To conclude, our study demonstrates that there is a need for a diagnostic category such as PNOS in categorically based diagnostic systems to capture the different psychotic syndromes not meeting the criteria for the specific diagnoses of SZ or BD. As expected, the symptom profiles captured by this diagnosis are heterogeneous and may have different needs when it comes to treatment. As a group, participants with PNOS are intermediate between participants with SZ and BD in terms of symptom severity and functional impairment. This indicates that many patients with PNOS will be in need of equally extensive and long-term treatment as patients with SZ and BD.

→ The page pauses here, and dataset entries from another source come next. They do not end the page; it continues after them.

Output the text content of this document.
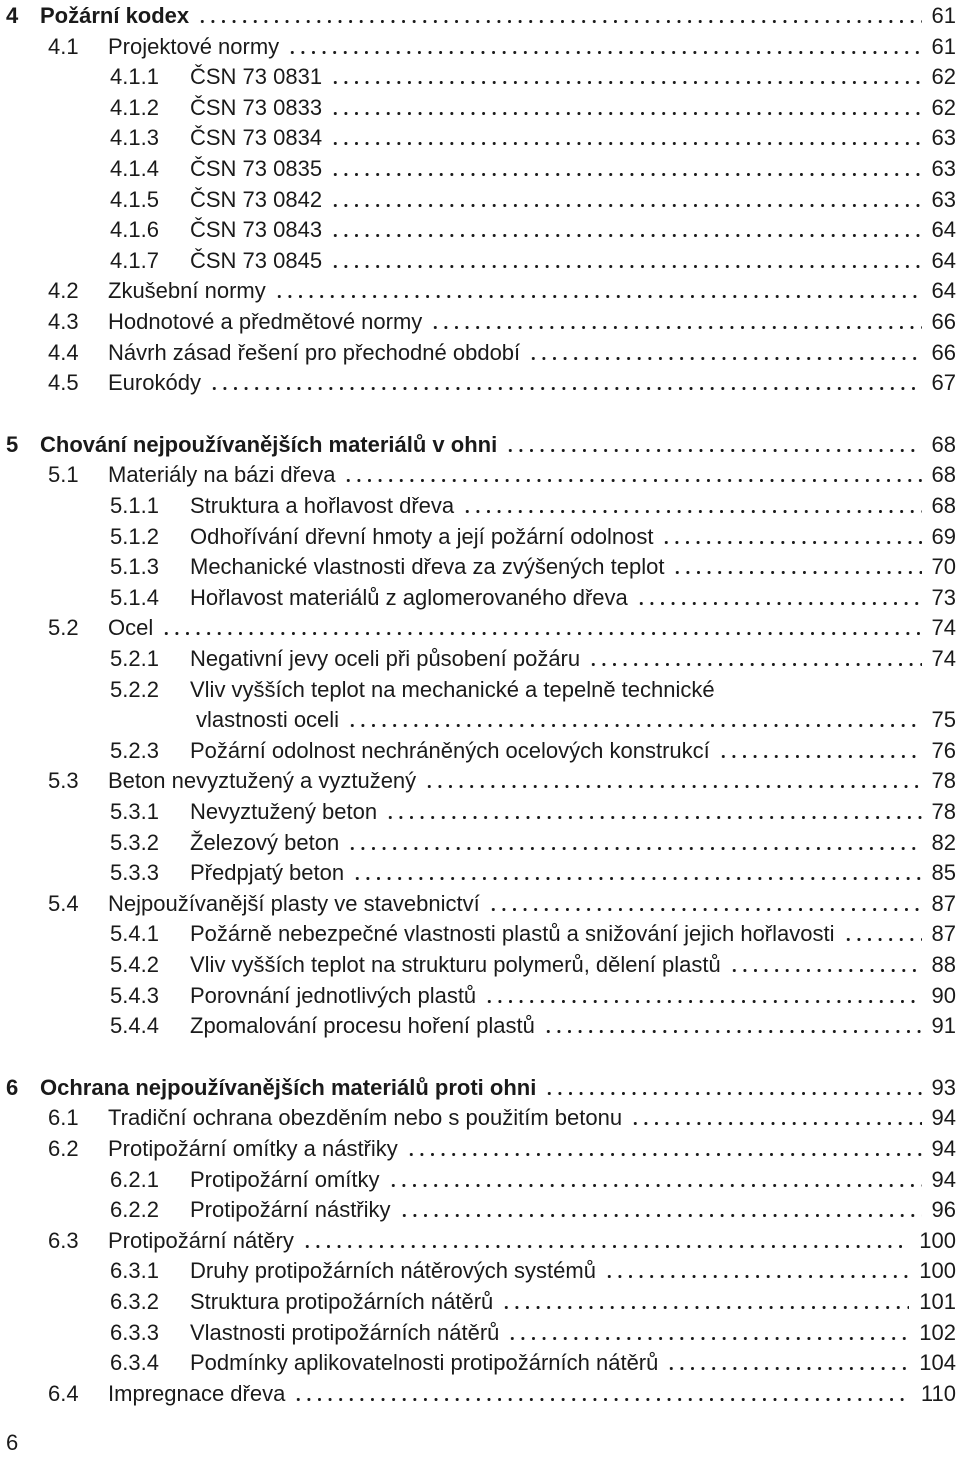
4 Požární kodex	61
4.1 Projektové normy	61
4.1.1 ČSN 73 0831	62
4.1.2 ČSN 73 0833	62
4.1.3 ČSN 73 0834	63
4.1.4 ČSN 73 0835	63
4.1.5 ČSN 73 0842	63
4.1.6 ČSN 73 0843	64
4.1.7 ČSN 73 0845	64
4.2 Zkušební normy	64
4.3 Hodnotové a předmětové normy	66
4.4 Návrh zásad řešení pro přechodné období	66
4.5 Eurokódy	67
5 Chování nejpoužívanějších materiálů v ohni	68
5.1 Materiály na bázi dřeva	68
5.1.1 Struktura a hořlavost dřeva	68
5.1.2 Odhořívání dřevní hmoty a její požární odolnost	69
5.1.3 Mechanické vlastnosti dřeva za zvýšených teplot	70
5.1.4 Hořlavost materiálů z aglomerovaného dřeva	73
5.2 Ocel	74
5.2.1 Negativní jevy oceli při působení požáru	74
5.2.2 Vliv vyšších teplot na mechanické a tepelně technické
vlastnosti oceli	75
5.2.3 Požární odolnost nechráněných ocelových konstrukcí	76
5.3 Beton nevyztužený a vyztužený	78
5.3.1 Nevyztužený beton	78
5.3.2 Železový beton	82
5.3.3 Předpjatý beton	85
5.4 Nejpoužívanější plasty ve stavebnictví	87
5.4.1 Požárně nebezpečné vlastnosti plastů a snižování jejich hořlavosti	87
5.4.2 Vliv vyšších teplot na strukturu polymerů, dělení plastů	88
5.4.3 Porovnání jednotlivých plastů	90
5.4.4 Zpomalování procesu hoření plastů	91
6 Ochrana nejpoužívanějších materiálů proti ohni	93
6.1 Tradiční ochrana obezděním nebo s použitím betonu	94
6.2 Protipožární omítky a nástřiky	94
6.2.1 Protipožární omítky	94
6.2.2 Protipožární nástřiky	96
6.3 Protipožární nátěry	100
6.3.1 Druhy protipožárních nátěrových systémů	100
6.3.2 Struktura protipožárních nátěrů	101
6.3.3 Vlastnosti protipožárních nátěrů	102
6.3.4 Podmínky aplikovatelnosti protipožárních nátěrů	104
6.4 Impregnace dřeva	110
6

There is a need for longitudinal studies of patients initially diagnosed as PNOS, preferably with large sample sizes as the different symptom profiles may have different courses and outcomes.

Data Availability Statement

The raw data supporting the conclusions of this article will be made available by the authors, without undue reservation.

Ethics Statement

The studies involving human participants were reviewed and approved by Regional Committee for Medical and Health Research Ethics in Norway. The patients/participants provided their written informed consent to participate in this study.

Author Contributions

LW and IM designed the study. LW performed the statistical analyses and supervised by IM. LW, IM, and CS wrote and edited the paper. CF, BH, RV, KW, GÅ, and TU have contributed with ideas to the study design and taken part in editing the paper. All authors contributed to the article and approved the submitted version.

Conflict of Interest

The authors declare that the research was conducted in the absence of any commercial or financial relationships that could be construed as a potential conflict of interest.